Seoul admits secret uranium trials
Revelation complicates bid to curb Pyongyang, Iran
From National Security Correspondent David Ensor
WASHINGTON (CNN) -- South Korea has admitted that government scientists enriched uranium in 2000 to near-nuclear-weapons level, international inspectors have said.
The development could complicate efforts to persuade North Korea and Iran to give up nuclear weapons programs.
The International Atomic Energy Agency, in a written statement on Thursday, said they were told by the South Korean government "only milligram quantities" were enriched using a laser process in a laboratory.
They said the work had been done "without the government's knowledge," though it was done by government scientists in a government lab.
A team of IAEA inspectors is in South Korea examining evidence of the experiment, and would report to the agency's board of governors.
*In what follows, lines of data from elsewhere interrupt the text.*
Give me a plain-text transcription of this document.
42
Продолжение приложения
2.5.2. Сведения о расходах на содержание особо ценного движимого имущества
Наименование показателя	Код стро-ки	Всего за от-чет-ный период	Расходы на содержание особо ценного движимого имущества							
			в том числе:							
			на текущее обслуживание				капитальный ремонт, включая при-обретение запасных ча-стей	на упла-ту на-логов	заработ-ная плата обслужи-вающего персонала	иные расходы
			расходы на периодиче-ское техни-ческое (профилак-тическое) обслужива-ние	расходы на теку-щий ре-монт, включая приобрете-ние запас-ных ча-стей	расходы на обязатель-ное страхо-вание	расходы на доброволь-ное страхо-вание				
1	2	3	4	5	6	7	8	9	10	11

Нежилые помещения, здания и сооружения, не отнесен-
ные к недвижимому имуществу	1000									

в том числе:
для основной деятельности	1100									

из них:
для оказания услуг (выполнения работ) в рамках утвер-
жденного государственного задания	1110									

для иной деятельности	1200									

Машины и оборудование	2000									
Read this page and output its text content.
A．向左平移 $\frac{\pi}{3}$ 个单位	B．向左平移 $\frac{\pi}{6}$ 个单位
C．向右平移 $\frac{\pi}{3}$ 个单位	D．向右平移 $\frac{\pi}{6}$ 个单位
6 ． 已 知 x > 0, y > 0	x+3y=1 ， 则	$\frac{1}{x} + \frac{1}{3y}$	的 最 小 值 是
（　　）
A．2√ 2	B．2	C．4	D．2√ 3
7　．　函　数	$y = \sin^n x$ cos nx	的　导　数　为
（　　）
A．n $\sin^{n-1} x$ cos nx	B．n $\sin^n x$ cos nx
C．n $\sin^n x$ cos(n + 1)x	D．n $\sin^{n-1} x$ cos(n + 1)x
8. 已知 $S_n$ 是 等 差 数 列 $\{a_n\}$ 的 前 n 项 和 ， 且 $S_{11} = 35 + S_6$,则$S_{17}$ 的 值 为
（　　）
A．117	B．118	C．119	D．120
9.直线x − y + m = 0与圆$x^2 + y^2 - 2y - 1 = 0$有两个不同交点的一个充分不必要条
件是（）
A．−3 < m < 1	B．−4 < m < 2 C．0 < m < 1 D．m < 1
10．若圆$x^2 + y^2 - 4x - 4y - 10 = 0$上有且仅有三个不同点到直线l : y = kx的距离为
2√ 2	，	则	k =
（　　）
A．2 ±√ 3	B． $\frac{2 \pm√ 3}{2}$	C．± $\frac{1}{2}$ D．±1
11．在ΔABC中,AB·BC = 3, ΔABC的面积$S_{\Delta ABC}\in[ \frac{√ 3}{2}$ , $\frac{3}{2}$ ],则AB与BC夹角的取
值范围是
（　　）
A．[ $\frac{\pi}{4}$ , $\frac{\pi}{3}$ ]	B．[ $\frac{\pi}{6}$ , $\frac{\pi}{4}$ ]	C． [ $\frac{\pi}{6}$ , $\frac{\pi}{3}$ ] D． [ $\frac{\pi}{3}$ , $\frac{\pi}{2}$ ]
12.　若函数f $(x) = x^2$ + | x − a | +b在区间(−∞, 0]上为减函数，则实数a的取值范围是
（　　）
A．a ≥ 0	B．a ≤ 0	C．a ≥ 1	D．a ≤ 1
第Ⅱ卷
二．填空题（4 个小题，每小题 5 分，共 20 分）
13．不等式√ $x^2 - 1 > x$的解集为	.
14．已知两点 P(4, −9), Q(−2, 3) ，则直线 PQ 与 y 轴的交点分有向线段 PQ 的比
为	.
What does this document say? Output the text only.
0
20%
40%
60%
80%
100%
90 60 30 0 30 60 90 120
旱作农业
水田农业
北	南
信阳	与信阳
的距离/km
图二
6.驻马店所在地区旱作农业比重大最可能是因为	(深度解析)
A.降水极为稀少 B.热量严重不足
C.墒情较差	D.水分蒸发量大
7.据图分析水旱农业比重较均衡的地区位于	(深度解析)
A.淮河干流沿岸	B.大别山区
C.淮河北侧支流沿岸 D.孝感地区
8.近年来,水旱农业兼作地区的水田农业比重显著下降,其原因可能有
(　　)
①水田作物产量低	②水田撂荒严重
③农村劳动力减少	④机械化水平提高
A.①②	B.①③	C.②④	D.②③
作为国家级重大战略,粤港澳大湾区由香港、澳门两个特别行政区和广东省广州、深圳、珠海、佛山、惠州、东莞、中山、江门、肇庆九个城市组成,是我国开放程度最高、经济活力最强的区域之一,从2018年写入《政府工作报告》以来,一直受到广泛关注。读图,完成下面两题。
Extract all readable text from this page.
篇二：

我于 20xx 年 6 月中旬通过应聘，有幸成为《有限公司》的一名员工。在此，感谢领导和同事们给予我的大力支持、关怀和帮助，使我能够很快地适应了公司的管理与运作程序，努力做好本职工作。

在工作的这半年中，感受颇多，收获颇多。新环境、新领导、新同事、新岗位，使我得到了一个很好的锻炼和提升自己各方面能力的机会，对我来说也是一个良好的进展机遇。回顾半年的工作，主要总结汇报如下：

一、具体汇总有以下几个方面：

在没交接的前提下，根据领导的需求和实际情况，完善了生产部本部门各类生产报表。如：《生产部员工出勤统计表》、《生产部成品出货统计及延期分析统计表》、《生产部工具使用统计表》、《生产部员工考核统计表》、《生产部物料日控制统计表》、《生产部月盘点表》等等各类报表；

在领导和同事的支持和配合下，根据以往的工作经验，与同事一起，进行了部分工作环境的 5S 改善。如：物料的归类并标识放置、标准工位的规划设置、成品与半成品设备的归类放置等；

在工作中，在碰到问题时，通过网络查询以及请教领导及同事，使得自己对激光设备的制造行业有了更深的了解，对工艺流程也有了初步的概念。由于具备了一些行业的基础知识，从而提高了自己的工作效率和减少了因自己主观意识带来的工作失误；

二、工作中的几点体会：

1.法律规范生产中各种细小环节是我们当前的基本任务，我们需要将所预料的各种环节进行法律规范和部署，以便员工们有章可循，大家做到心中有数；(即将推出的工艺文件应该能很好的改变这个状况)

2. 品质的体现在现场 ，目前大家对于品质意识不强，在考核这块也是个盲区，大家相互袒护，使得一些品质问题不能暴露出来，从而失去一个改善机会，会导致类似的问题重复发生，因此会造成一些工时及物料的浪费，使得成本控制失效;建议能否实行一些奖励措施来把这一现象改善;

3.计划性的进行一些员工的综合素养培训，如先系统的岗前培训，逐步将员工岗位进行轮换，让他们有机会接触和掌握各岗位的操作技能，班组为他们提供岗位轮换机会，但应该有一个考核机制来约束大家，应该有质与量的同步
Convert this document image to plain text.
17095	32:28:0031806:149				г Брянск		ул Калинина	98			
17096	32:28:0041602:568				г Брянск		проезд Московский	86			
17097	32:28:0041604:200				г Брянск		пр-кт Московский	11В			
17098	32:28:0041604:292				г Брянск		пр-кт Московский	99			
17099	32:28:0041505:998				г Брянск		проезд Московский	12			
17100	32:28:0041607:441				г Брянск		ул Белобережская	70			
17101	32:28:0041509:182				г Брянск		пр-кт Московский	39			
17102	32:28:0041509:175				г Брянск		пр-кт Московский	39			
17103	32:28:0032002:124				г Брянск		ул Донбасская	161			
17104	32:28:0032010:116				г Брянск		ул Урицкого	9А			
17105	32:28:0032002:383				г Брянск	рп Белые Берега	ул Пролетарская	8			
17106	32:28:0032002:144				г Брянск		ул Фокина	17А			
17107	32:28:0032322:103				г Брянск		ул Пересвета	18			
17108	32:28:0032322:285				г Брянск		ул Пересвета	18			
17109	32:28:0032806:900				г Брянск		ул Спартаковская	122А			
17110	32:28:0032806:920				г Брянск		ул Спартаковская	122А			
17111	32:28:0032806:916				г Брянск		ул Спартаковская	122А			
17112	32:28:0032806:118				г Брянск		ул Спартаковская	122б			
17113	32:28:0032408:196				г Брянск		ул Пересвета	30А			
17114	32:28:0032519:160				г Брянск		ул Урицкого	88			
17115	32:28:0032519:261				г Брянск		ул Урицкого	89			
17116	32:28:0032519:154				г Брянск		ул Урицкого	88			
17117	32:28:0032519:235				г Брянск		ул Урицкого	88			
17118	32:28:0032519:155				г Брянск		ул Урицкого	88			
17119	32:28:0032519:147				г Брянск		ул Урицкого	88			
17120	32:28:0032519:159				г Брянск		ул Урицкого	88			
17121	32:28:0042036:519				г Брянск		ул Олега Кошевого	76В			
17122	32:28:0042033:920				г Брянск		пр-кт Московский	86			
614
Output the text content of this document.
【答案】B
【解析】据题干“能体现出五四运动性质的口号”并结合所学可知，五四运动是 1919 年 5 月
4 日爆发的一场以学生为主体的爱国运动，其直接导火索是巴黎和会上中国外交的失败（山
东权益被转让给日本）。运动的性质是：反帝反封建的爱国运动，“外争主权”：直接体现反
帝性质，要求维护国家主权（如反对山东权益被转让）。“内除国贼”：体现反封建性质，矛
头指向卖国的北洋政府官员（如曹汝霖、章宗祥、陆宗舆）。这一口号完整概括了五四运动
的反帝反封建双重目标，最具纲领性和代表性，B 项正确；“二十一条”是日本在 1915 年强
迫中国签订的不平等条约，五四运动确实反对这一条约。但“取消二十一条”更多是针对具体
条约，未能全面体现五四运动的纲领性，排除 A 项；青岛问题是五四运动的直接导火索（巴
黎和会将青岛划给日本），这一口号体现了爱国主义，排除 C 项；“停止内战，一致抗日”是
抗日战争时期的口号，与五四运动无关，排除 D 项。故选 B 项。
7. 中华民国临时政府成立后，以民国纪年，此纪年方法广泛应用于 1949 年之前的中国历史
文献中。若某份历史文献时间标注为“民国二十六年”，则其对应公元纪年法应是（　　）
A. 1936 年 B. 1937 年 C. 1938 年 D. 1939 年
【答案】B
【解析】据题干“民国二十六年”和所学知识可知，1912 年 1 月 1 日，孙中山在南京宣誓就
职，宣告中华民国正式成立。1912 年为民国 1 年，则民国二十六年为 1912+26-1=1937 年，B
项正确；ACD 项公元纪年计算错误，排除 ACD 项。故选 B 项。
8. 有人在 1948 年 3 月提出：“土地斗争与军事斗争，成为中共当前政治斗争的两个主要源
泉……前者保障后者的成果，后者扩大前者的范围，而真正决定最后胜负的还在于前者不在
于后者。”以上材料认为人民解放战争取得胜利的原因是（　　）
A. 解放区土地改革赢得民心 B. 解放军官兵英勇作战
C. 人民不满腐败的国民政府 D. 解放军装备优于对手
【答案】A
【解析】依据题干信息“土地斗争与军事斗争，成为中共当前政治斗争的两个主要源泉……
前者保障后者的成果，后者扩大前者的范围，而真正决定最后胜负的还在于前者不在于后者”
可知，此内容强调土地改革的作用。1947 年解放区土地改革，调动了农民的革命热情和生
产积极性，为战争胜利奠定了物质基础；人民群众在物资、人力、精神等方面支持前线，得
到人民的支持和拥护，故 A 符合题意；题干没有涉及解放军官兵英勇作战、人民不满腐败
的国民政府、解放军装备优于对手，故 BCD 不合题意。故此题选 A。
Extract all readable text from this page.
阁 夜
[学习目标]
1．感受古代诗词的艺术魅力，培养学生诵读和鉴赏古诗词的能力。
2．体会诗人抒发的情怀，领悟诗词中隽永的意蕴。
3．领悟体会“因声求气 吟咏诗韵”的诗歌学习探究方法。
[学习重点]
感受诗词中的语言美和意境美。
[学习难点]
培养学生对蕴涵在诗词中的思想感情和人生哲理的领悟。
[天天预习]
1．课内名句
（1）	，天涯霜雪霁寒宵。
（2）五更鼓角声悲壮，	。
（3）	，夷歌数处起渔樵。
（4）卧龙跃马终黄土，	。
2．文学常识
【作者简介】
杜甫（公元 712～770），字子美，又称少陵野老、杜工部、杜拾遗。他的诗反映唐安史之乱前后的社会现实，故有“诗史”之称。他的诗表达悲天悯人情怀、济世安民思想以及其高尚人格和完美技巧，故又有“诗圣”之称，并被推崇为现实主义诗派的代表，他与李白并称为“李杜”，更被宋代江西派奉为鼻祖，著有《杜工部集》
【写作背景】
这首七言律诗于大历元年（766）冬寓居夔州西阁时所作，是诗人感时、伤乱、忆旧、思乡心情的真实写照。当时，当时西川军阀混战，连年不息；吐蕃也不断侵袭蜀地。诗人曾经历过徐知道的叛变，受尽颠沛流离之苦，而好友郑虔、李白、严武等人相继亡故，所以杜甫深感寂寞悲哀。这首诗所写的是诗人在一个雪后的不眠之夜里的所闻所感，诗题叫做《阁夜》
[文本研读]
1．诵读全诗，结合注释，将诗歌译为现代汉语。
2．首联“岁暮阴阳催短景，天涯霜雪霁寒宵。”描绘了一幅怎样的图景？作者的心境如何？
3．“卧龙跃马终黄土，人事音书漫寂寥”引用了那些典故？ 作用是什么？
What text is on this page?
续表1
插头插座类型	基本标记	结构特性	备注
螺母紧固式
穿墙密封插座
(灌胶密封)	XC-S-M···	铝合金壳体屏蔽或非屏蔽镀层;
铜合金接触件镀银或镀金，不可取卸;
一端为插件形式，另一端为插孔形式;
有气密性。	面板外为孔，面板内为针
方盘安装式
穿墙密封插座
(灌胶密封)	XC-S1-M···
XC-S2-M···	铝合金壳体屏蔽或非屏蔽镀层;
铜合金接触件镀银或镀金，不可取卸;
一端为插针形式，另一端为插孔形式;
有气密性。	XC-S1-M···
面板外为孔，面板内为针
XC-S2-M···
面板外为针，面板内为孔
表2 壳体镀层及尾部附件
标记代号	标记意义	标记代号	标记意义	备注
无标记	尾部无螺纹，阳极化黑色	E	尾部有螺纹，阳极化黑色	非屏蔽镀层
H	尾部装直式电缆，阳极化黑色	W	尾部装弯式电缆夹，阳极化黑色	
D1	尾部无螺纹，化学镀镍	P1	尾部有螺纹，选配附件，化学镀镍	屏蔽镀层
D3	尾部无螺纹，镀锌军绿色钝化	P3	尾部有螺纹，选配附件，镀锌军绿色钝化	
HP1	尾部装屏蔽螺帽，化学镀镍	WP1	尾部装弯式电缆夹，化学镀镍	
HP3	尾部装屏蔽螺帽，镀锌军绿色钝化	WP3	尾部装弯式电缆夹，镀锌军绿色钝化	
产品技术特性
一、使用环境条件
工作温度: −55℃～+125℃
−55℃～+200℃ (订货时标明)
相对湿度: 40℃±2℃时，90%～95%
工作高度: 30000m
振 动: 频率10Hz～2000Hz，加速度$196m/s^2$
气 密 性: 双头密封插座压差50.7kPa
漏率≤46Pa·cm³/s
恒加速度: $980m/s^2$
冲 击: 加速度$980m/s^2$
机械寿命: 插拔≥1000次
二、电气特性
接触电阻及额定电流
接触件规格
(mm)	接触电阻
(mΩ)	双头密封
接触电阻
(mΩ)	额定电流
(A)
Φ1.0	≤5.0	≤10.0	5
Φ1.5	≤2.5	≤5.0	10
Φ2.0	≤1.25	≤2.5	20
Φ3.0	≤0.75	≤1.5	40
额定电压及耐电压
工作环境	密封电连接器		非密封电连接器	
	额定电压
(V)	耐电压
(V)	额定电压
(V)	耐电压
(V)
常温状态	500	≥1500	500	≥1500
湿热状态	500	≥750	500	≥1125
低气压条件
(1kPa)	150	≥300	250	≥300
South Korea recently signed the Additional Protocol of the Nuclear Non-Proliferation Treaty, under whose provisions, diplomats say, it would have been difficult to conceal such experiments for long.
"The South Korean disclosure will deflect attention from North Korea and Iran where it belongs," said Joseph Cirincione, director of the Non-Proliferation Project at the Carnegie Endowment for International Peace.
"It will complicate the effort to get them to give up their programs.
Six nations, including South Korea, have joined together to pile pressure on North Korea after officials in Pyongyang admitted to a secretive nuclear program almost two years ago.
"It is no surprise nations like South Korea are beginning to hedge their bets in light of the North Korean nuclear weapons advances," Cirincione said.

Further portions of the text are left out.